5. Think more deeply about what ‘value investing’ means.

 ‘UGO’ might be an apt acronym: Undervalued Growth Opportunities: not just discount relative to ‘inherited’ assets on the balance sheet, but current share price relative to growth potential and/or a clear catalyst for the realisation of value.

Response: AVI Global Trust (formerly British Empire Trust) is an exemplar here: a set of growth assets, but at sizeable discounts to instrinsic value, which has at last invested in Berkshire Hathaway.

6. When in doubt choose the investment trust version of a pooled investment strategy.

Revenue reserves plus the ability to pay dividends out of capital = greater sustainability of yield (relative to open-ended funds).

Public listing plus independent Board plus annual and interim reports = greater transparency (relative to open-ended funds).

Response: shift of UK income allocation to investment trusts e.g. Diverse Income Trust.

7. The China question.

In the light of potential geopolitical conflicts be cautious in the allocation to ‘emerging’ markets and limit the China exposure of such investments.

Response: Modest increase in exposure to Blackrock Frontiers Investment Trust

8. Monitor and consider adding to existing holdings before buying new ones.

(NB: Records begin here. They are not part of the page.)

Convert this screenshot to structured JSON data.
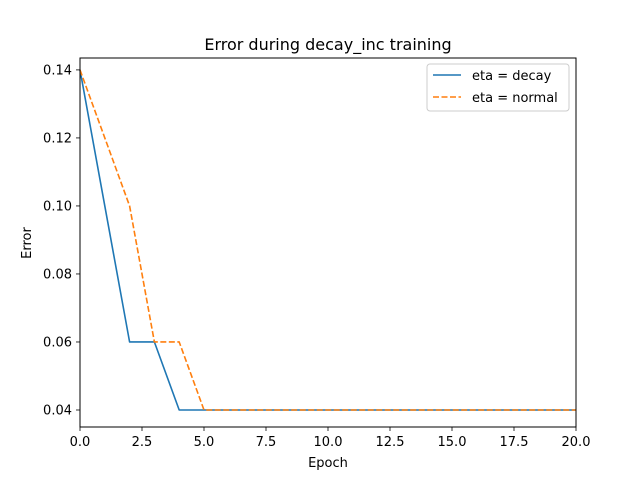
{
  "chart_data": {
    "type": "line",
    "title": "Error during decay_inc training",
    "xlabel": "Epoch",
    "ylabel": "Error",
    "xlim": [
      0,
      20
    ],
    "ylim": [
      0.035,
      0.1435
    ],
    "x_ticks": [
      0,
      2.5,
      5,
      7.5,
      10,
      12.5,
      15,
      17.5,
      20
    ],
    "x_tick_labels": [
      "0.0",
      "2.5",
      "5.0",
      "7.5",
      "10.0",
      "12.5",
      "15.0",
      "17.5",
      "20.0"
    ],
    "y_ticks": [
      0.04,
      0.06,
      0.08,
      0.1,
      0.12,
      0.14
    ],
    "y_tick_labels": [
      "0.04",
      "0.06",
      "0.08",
      "0.10",
      "0.12",
      "0.14"
    ],
    "grid": false,
    "legend_position": "top-right",
    "series": [
      {
        "name": "eta = decay",
        "color": "#1f77b4",
        "style": "solid",
        "x": [
          0,
          1,
          2,
          3,
          4,
          5,
          6,
          7,
          8,
          9,
          10,
          11,
          12,
          13,
          14,
          15,
          16,
          17,
          18,
          19,
          20
        ],
        "values": [
          0.14,
          0.1,
          0.06,
          0.06,
          0.04,
          0.04,
          0.04,
          0.04,
          0.04,
          0.04,
          0.04,
          0.04,
          0.04,
          0.04,
          0.04,
          0.04,
          0.04,
          0.04,
          0.04,
          0.04,
          0.04
        ]
      },
      {
        "name": "eta = normal",
        "color": "#ff7f0e",
        "style": "dashed",
        "x": [
          0,
          1,
          2,
          3,
          4,
          5,
          6,
          7,
          8,
          9,
          10,
          11,
          12,
          13,
          14,
          15,
          16,
          17,
          18,
          19,
          20
        ],
        "values": [
          0.14,
          0.12,
          0.1,
          0.06,
          0.06,
          0.04,
          0.04,
          0.04,
          0.04,
          0.04,
          0.04,
          0.04,
          0.04,
          0.04,
          0.04,
          0.04,
          0.04,
          0.04,
          0.04,
          0.04,
          0.04
        ]
      }
    ]
  }
}
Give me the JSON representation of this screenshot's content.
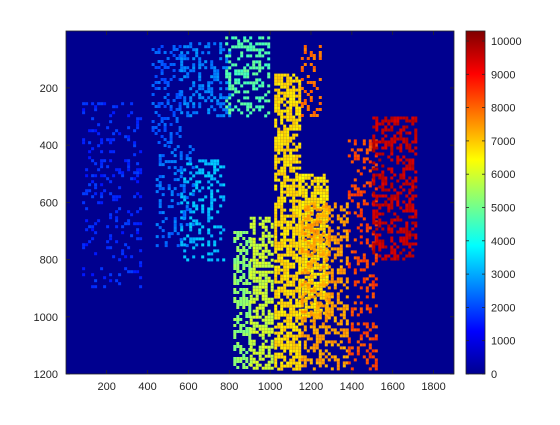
{
  "chart_data": {
    "type": "heatmap",
    "title": "",
    "xlabel": "",
    "ylabel": "",
    "xlim": [
      1,
      1900
    ],
    "ylim": [
      1,
      1200
    ],
    "y_reversed": true,
    "x_ticks": [
      200,
      400,
      600,
      800,
      1000,
      1200,
      1400,
      1600,
      1800
    ],
    "y_ticks": [
      200,
      400,
      600,
      800,
      1000,
      1200
    ],
    "colormap": "jet",
    "colorbar": {
      "range": [
        0,
        10300
      ],
      "ticks": [
        0,
        1000,
        2000,
        3000,
        4000,
        5000,
        6000,
        7000,
        8000,
        9000,
        10000
      ],
      "placement": "right"
    },
    "background_value": 0,
    "regions": [
      {
        "x": [
          80,
          360
        ],
        "y": [
          250,
          900
        ],
        "value": 1700,
        "density": 0.16
      },
      {
        "x": [
          420,
          560
        ],
        "y": [
          50,
          400
        ],
        "value": 2200,
        "density": 0.35
      },
      {
        "x": [
          560,
          800
        ],
        "y": [
          40,
          300
        ],
        "value": 2600,
        "density": 0.35
      },
      {
        "x": [
          560,
          780
        ],
        "y": [
          450,
          800
        ],
        "value": 3200,
        "density": 0.3
      },
      {
        "x": [
          440,
          620
        ],
        "y": [
          400,
          750
        ],
        "value": 2400,
        "density": 0.25
      },
      {
        "x": [
          780,
          1000
        ],
        "y": [
          20,
          300
        ],
        "value": 4700,
        "density": 0.4
      },
      {
        "x": [
          820,
          900
        ],
        "y": [
          700,
          1180
        ],
        "value": 5300,
        "density": 0.55
      },
      {
        "x": [
          900,
          1010
        ],
        "y": [
          650,
          1180
        ],
        "value": 5900,
        "density": 0.55
      },
      {
        "x": [
          1020,
          1140
        ],
        "y": [
          150,
          1180
        ],
        "value": 6800,
        "density": 0.7
      },
      {
        "x": [
          1140,
          1280
        ],
        "y": [
          500,
          1000
        ],
        "value": 6700,
        "density": 0.75
      },
      {
        "x": [
          1150,
          1380
        ],
        "y": [
          600,
          1180
        ],
        "value": 7400,
        "density": 0.45
      },
      {
        "x": [
          1150,
          1250
        ],
        "y": [
          50,
          300
        ],
        "value": 7900,
        "density": 0.3
      },
      {
        "x": [
          1380,
          1520
        ],
        "y": [
          380,
          1180
        ],
        "value": 8300,
        "density": 0.3
      },
      {
        "x": [
          1500,
          1720
        ],
        "y": [
          300,
          800
        ],
        "value": 9600,
        "density": 0.45
      }
    ]
  }
}
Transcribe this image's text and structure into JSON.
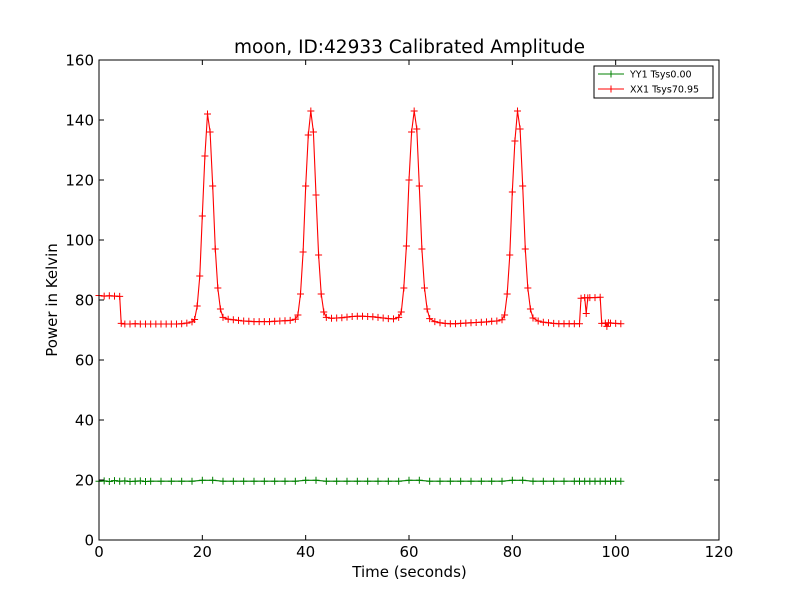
{
  "chart_data": {
    "type": "line",
    "title": "moon, ID:42933 Calibrated Amplitude",
    "xlabel": "Time (seconds)",
    "ylabel": "Power in Kelvin",
    "xlim": [
      0,
      120
    ],
    "ylim": [
      0,
      160
    ],
    "xticks": [
      0,
      20,
      40,
      60,
      80,
      100,
      120
    ],
    "yticks": [
      0,
      20,
      40,
      60,
      80,
      100,
      120,
      140,
      160
    ],
    "grid": false,
    "legend_position": "top-right",
    "marker": "+",
    "series": [
      {
        "name": "YY1 Tsys0.00",
        "color": "#008000",
        "points": [
          [
            0,
            19.6
          ],
          [
            1,
            19.7
          ],
          [
            2,
            19.5
          ],
          [
            3,
            19.8
          ],
          [
            4,
            19.6
          ],
          [
            5,
            19.7
          ],
          [
            6,
            19.5
          ],
          [
            7,
            19.6
          ],
          [
            8,
            19.7
          ],
          [
            9,
            19.5
          ],
          [
            10,
            19.6
          ],
          [
            12,
            19.6
          ],
          [
            14,
            19.6
          ],
          [
            16,
            19.6
          ],
          [
            18,
            19.6
          ],
          [
            20,
            19.9
          ],
          [
            22,
            19.9
          ],
          [
            24,
            19.6
          ],
          [
            26,
            19.6
          ],
          [
            28,
            19.6
          ],
          [
            30,
            19.6
          ],
          [
            32,
            19.6
          ],
          [
            34,
            19.6
          ],
          [
            36,
            19.6
          ],
          [
            38,
            19.6
          ],
          [
            40,
            19.9
          ],
          [
            42,
            19.9
          ],
          [
            44,
            19.6
          ],
          [
            46,
            19.6
          ],
          [
            48,
            19.6
          ],
          [
            50,
            19.6
          ],
          [
            52,
            19.6
          ],
          [
            54,
            19.6
          ],
          [
            56,
            19.6
          ],
          [
            58,
            19.6
          ],
          [
            60,
            19.9
          ],
          [
            62,
            19.9
          ],
          [
            64,
            19.6
          ],
          [
            66,
            19.6
          ],
          [
            68,
            19.6
          ],
          [
            70,
            19.6
          ],
          [
            72,
            19.6
          ],
          [
            74,
            19.6
          ],
          [
            76,
            19.6
          ],
          [
            78,
            19.6
          ],
          [
            80,
            19.9
          ],
          [
            82,
            19.9
          ],
          [
            84,
            19.6
          ],
          [
            86,
            19.6
          ],
          [
            88,
            19.6
          ],
          [
            90,
            19.6
          ],
          [
            92,
            19.6
          ],
          [
            93,
            19.6
          ],
          [
            94,
            19.6
          ],
          [
            95,
            19.6
          ],
          [
            96,
            19.6
          ],
          [
            97,
            19.6
          ],
          [
            98,
            19.6
          ],
          [
            99,
            19.6
          ],
          [
            100,
            19.6
          ],
          [
            101,
            19.6
          ]
        ]
      },
      {
        "name": "XX1 Tsys70.95",
        "color": "#ff0000",
        "points": [
          [
            0,
            81.5
          ],
          [
            1,
            81.3
          ],
          [
            2,
            81.4
          ],
          [
            3,
            81.3
          ],
          [
            4,
            81.2
          ],
          [
            4.3,
            72.2
          ],
          [
            5,
            72.0
          ],
          [
            6,
            72.0
          ],
          [
            7,
            72.1
          ],
          [
            8,
            72.0
          ],
          [
            9,
            72.0
          ],
          [
            10,
            72.0
          ],
          [
            11,
            72.0
          ],
          [
            12,
            72.0
          ],
          [
            13,
            72.0
          ],
          [
            14,
            72.0
          ],
          [
            15,
            72.0
          ],
          [
            16,
            72.1
          ],
          [
            17,
            72.3
          ],
          [
            18,
            72.7
          ],
          [
            18.5,
            73.5
          ],
          [
            19,
            78
          ],
          [
            19.5,
            88
          ],
          [
            20,
            108
          ],
          [
            20.5,
            128
          ],
          [
            21,
            142
          ],
          [
            21.5,
            136
          ],
          [
            22,
            118
          ],
          [
            22.5,
            97
          ],
          [
            23,
            84
          ],
          [
            23.5,
            77
          ],
          [
            24,
            74.2
          ],
          [
            25,
            73.6
          ],
          [
            26,
            73.4
          ],
          [
            27,
            73.2
          ],
          [
            28,
            73.0
          ],
          [
            29,
            72.9
          ],
          [
            30,
            72.8
          ],
          [
            31,
            72.8
          ],
          [
            32,
            72.8
          ],
          [
            33,
            72.8
          ],
          [
            34,
            72.9
          ],
          [
            35,
            73.0
          ],
          [
            36,
            73.1
          ],
          [
            37,
            73.2
          ],
          [
            38,
            73.6
          ],
          [
            38.5,
            75
          ],
          [
            39,
            82
          ],
          [
            39.5,
            96
          ],
          [
            40,
            118
          ],
          [
            40.5,
            135
          ],
          [
            41,
            143
          ],
          [
            41.5,
            136
          ],
          [
            42,
            115
          ],
          [
            42.5,
            95
          ],
          [
            43,
            82
          ],
          [
            43.5,
            76
          ],
          [
            44,
            74.2
          ],
          [
            45,
            73.9
          ],
          [
            46,
            74.0
          ],
          [
            47,
            74.1
          ],
          [
            48,
            74.3
          ],
          [
            49,
            74.5
          ],
          [
            50,
            74.6
          ],
          [
            51,
            74.6
          ],
          [
            52,
            74.5
          ],
          [
            53,
            74.4
          ],
          [
            54,
            74.2
          ],
          [
            55,
            74.0
          ],
          [
            56,
            73.8
          ],
          [
            57,
            73.7
          ],
          [
            58,
            74.2
          ],
          [
            58.5,
            76
          ],
          [
            59,
            84
          ],
          [
            59.5,
            98
          ],
          [
            60,
            120
          ],
          [
            60.5,
            136
          ],
          [
            61,
            143
          ],
          [
            61.5,
            137
          ],
          [
            62,
            118
          ],
          [
            62.5,
            97
          ],
          [
            63,
            84
          ],
          [
            63.5,
            77
          ],
          [
            64,
            73.8
          ],
          [
            65,
            72.8
          ],
          [
            66,
            72.4
          ],
          [
            67,
            72.2
          ],
          [
            68,
            72.1
          ],
          [
            69,
            72.1
          ],
          [
            70,
            72.2
          ],
          [
            71,
            72.3
          ],
          [
            72,
            72.4
          ],
          [
            73,
            72.5
          ],
          [
            74,
            72.6
          ],
          [
            75,
            72.7
          ],
          [
            76,
            72.9
          ],
          [
            77,
            73.0
          ],
          [
            78,
            73.4
          ],
          [
            78.5,
            75
          ],
          [
            79,
            82
          ],
          [
            79.5,
            95
          ],
          [
            80,
            116
          ],
          [
            80.5,
            133
          ],
          [
            81,
            143
          ],
          [
            81.5,
            137
          ],
          [
            82,
            118
          ],
          [
            82.5,
            97
          ],
          [
            83,
            84
          ],
          [
            83.5,
            77
          ],
          [
            84,
            74.0
          ],
          [
            85,
            73.0
          ],
          [
            86,
            72.6
          ],
          [
            87,
            72.4
          ],
          [
            88,
            72.2
          ],
          [
            89,
            72.1
          ],
          [
            90,
            72.1
          ],
          [
            91,
            72.1
          ],
          [
            92,
            72.1
          ],
          [
            93,
            72.1
          ],
          [
            93.3,
            80.6
          ],
          [
            94,
            80.8
          ],
          [
            94.3,
            75.5
          ],
          [
            94.6,
            80.7
          ],
          [
            95,
            80.8
          ],
          [
            96,
            80.8
          ],
          [
            97,
            80.9
          ],
          [
            97.3,
            72.2
          ],
          [
            98,
            72.3
          ],
          [
            98.3,
            71.2
          ],
          [
            98.6,
            72.4
          ],
          [
            99,
            72.3
          ],
          [
            100,
            72.2
          ],
          [
            101,
            72.1
          ]
        ]
      }
    ]
  }
}
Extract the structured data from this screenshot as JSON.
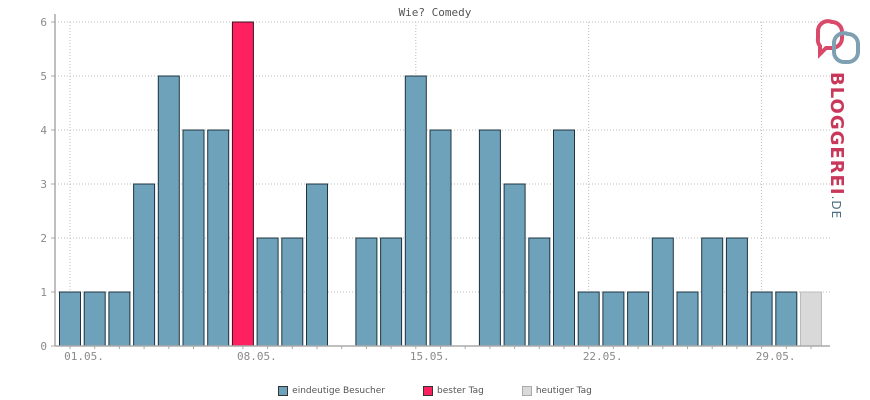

Response as of spring 2021: if wanting to add more small cap value, consider adding to Chelverton UK Dividend TrustAberforth Split Level Income Trust

If ‘growth’ continues to be as 'temporarily' (?) neglected as it seems to have been in Q1 2021 consider adding to Edinburgh Worldwide and/or Scottish Mortgage 

9. Have a continually evolving watchlist (in my case with a contrarian or income generative tilt).

Response as of spring 2021: Jarvis Securities plcThe Scottish Investment TrustNippon Active Value

10. Remind yourself of the extreme emotions investment can bring and resist short-term mistakes by trying to keep a long-term perspective.

- Remind yourself how bleak things looked in mid-March 2020.

- Remind yourself how quickly and sharply sentiment and stock market prices reversed.

- Remind yourself of selling Chelverton UK Dividend Trust at 75p on March 23rd 2020 and buying it back at much higher prices for the next 12 months.

- Remind yourself of the better decisions made in 2020: buying Scottish Mortgage at £5.12 on 24th March 2020; buying European Assets Trust at 77p on 1st April 2020.

11. Keep learning

Sources of investment insight turned to in 2020/21:

- The ‘After Hours’ Video podcast every Tuesday evening on The Acquirers Podcast.

- The blog A Wealth of Common Sense and its weekly ‘Animal Spirits’ podcast on Wednesdays

PI World videos geared to UK smaller company retail investors

The writing of Morgan Housel

His book, The Psychology of Money and a blog he regularly posts: Blog · Collaborative Fund

The websites of investment trusts and asset managers with a value tilt:

- AVI Global Trust/ AVI Family Holding Companies has some illuminating presentations

RWC Equity Income (appointed managers of the Temple Bar investment trust in autumn 2020 just as a vaccine-induced 'value' rally strengthened): 

- The Value Perspective: useful blog from The Schroders UK team of value investors.